Antes do mais diga-se que o juiz do tribunal a quo levou ao probatório os factos considerados necessários para apreciar as questões que lhe foram colocadas pela Recorrente na petição inicial.
De facto, não existe a obrigação de levar ao probatório todos os factos que constam dos autos, mas apenas aqueles que são necessários para a decisão da causa.
Manifestamente os factos que a Recorrente pretende ver aditados ao probatório não têm qualquer influência sobre a decisão da causa e de per si não levam à conclusão que a Recorrente formula de que a AT não levará em atenção todo e qualquer pagamento que tenha sido feito por conta da dívida exequenda.
Assim, improcedem estas conclusões do recurso.

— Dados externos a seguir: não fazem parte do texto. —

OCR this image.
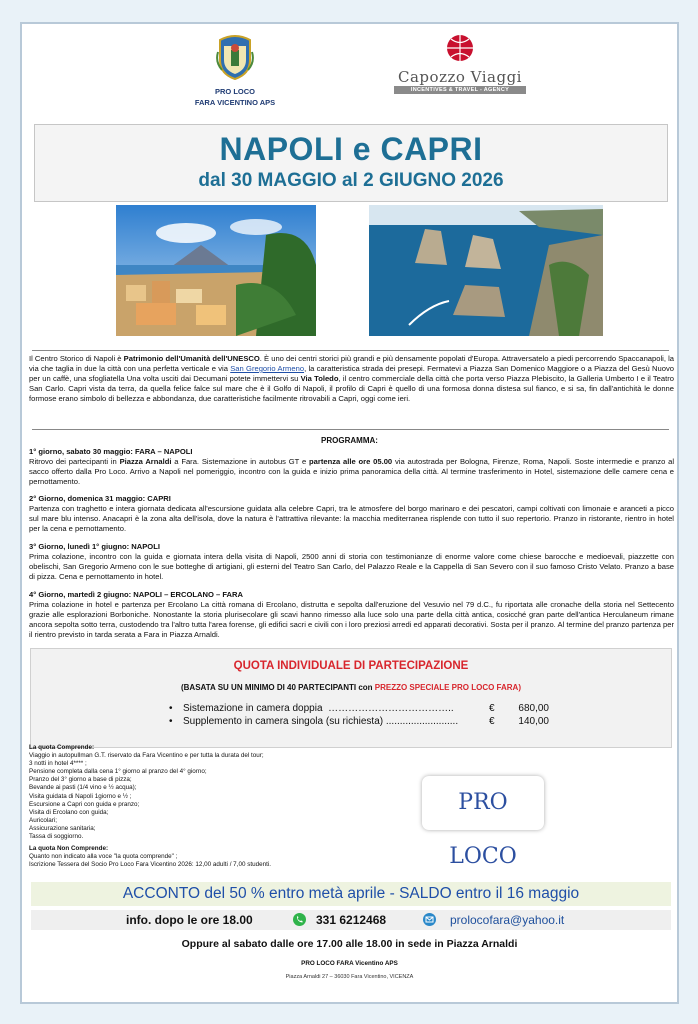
PRO LOCO
FARA VICENTINO APS
Capozzo Viaggi
INCENTIVES & TRAVEL - AGENCY
NAPOLI e CAPRI
dal 30 MAGGIO al 2 GIUGNO 2026
Il Centro Storico di Napoli è Patrimonio dell'Umanità dell'UNESCO. È uno dei centri storici più grandi e più densamente popolati d'Europa. Attraversatelo a piedi percorrendo Spaccanapoli, la via che taglia in due la città con una perfetta verticale e via San Gregorio Armeno, la caratteristica strada dei presepi. Fermatevi a Piazza San Domenico Maggiore o a Piazza del Gesù Nuovo per un caffè, una sfogliatella Una volta usciti dai Decumani potete immettervi su Via Toledo, il centro commerciale della città che porta verso Piazza Plebiscito, la Galleria Umberto I e il Teatro San Carlo. Capri vista da terra, da quella felice falce sul mare che è il Golfo di Napoli, il profilo di Capri è quello di una formosa donna distesa sul fianco, e si sa, fin dall'antichità le donne formose erano simbolo di bellezza e abbondanza, due caratteristiche facilmente ritrovabili a Capri, oggi come ieri.
PROGRAMMA:
1° giorno, sabato 30 maggio: FARA – NAPOLI
Ritrovo dei partecipanti in Piazza Arnaldi a Fara. Sistemazione in autobus GT e partenza alle ore 05.00 via autostrada per Bologna, Firenze, Roma, Napoli. Soste intermedie e pranzo al sacco offerto dalla Pro Loco. Arrivo a Napoli nel pomeriggio, incontro con la guida e inizio prima panoramica della città. Al termine trasferimento in Hotel, sistemazione delle camere cena e pernottamento.
2° Giorno, domenica 31 maggio: CAPRI
Partenza con traghetto e intera giornata dedicata all'escursione guidata alla celebre Capri, tra le atmosfere del borgo marinaro e dei pescatori, campi coltivati con limonaie e aranceti a picco sul mare blu intenso. Anacapri è la zona alta dell'isola, dove la natura è l'attrattiva rilevante: la macchia mediterranea risplende con tutto il suo repertorio. Pranzo in ristorante, rientro in hotel per la cena e pernottamento.
3° Giorno, lunedì 1° giugno: NAPOLI
Prima colazione, incontro con la guida e giornata intera della visita di Napoli, 2500 anni di storia con testimonianze di enorme valore come chiese barocche e medioevali, piazzette con obelischi, San Gregorio Armeno con le sue botteghe di artigiani, gli esterni del Teatro San Carlo, del Palazzo Reale e la Cappella di San Severo con il suo famoso Cristo Velato. Pranzo a base di pizza. Cena e pernottamento in hotel.
4° Giorno, martedì 2 giugno: NAPOLI – ERCOLANO – FARA
Prima colazione in hotel e partenza per Ercolano La città romana di Ercolano, distrutta e sepolta dall'eruzione del Vesuvio nel 79 d.C., fu riportata alle cronache della storia nel Settecento grazie alle esplorazioni Borboniche. Nonostante la storia plurisecolare gli scavi hanno rimesso alla luce solo una parte della città antica, cosicché gran parte dell'antica Herculaneum rimane ancora sepolta sotto terra, custodendo tra l'altro tutta l'area forense, gli edifici sacri e civili con i loro preziosi arredi ed apparati decorativi. Sosta per il pranzo. Al termine del pranzo partenza per il rientro previsto in tarda serata a Fara in Piazza Arnaldi.
QUOTA INDIVIDUALE DI PARTECIPAZIONE
(BASATA SU UN MINIMO DI 40 PARTECIPANTI con PREZZO SPECIALE PRO LOCO FARA)
• Sistemazione in camera doppia  ………………………………..	€ 680,00
• Supplemento in camera singola (su richiesta) ..........................	€ 140,00
La quota Comprende:
Viaggio in autopullman G.T. riservato da Fara Vicentino e per tutta la durata del tour;
3 notti in hotel 4**** ;
Pensione completa dalla cena 1° giorno al pranzo del 4° giorno;
Pranzo del 3° giorno a base di pizza;
Bevande ai pasti (1/4 vino e ½ acqua);
Visita guidata di Napoli 1giorno e ½ ;
Escursione a Capri con guida e pranzo;
Visita di Ercolano con guida;
Auricolari;
Assicurazione sanitaria;
Tassa di soggiorno.
La quota Non Comprende:
Quanto non indicato alla voce "la quota comprende" ;
Iscrizione Tessera del Socio Pro Loco Fara Vicentino 2026: 12,00 adulti / 7,00 studenti.
PRO LOCO
ACCONTO del 50 % entro metà aprile - SALDO entro il 16 maggio
info. dopo le ore 18.00	331 6212468	prolocofara@yahoo.it
Oppure al sabato dalle ore 17.00 alle 18.00 in sede in Piazza Arnaldi
PRO LOCO FARA Vicentino APS
Piazza Arnaldi 27 – 36030 Fara Vicentino, VICENZA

Apreciemos, agora, o recurso que nos vem dirigido, sendo que a Recorrente começa por invocar a prescrição da dívida relativa ao IRC do ano de 2002.
Vejamos, pois, se ocorreu a prescrição da dívida (conclusões D) a J) do recurso).

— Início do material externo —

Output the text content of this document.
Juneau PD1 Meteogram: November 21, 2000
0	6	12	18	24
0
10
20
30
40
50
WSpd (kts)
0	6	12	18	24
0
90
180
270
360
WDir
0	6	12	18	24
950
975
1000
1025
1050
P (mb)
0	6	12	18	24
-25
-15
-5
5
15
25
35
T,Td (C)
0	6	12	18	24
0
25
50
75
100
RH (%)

A prescrição é o instituto pelo qual se extingue a obrigação tributária, justifica-se por razões de certeza, de segurança e de paz jurídica (Benjamim Rodrigues, A Prescrição no Direito Tributário, in Problemas Fundamentais do Direito Tributário, 1999, pag. 262/263)
Com a entrada em vigor da Lei Geral Tributária (LGT) em 01/01/1999, o prazo de prescrição, nos termos do disposto no art. 48º, nº 1, passou a ser de 8 (oito) anos, contados nos impostos periódicos a partir da data em que o facto tributário ocorreu (na versão em vigor até 31/12/2004), tendo a Lei nº 55-B/2004, de 30/12, alterado as regras de contagem da prescrição ao criar uma excepção para o imposto sobre o valor acrescentado e nos impostos de retenção na fonte a título definitivo, caso em que o prazo se conta a partir do início do ano seguinte àquele em que se verificou, respectivamente, a exigibilidade do imposto ou o facto tributário.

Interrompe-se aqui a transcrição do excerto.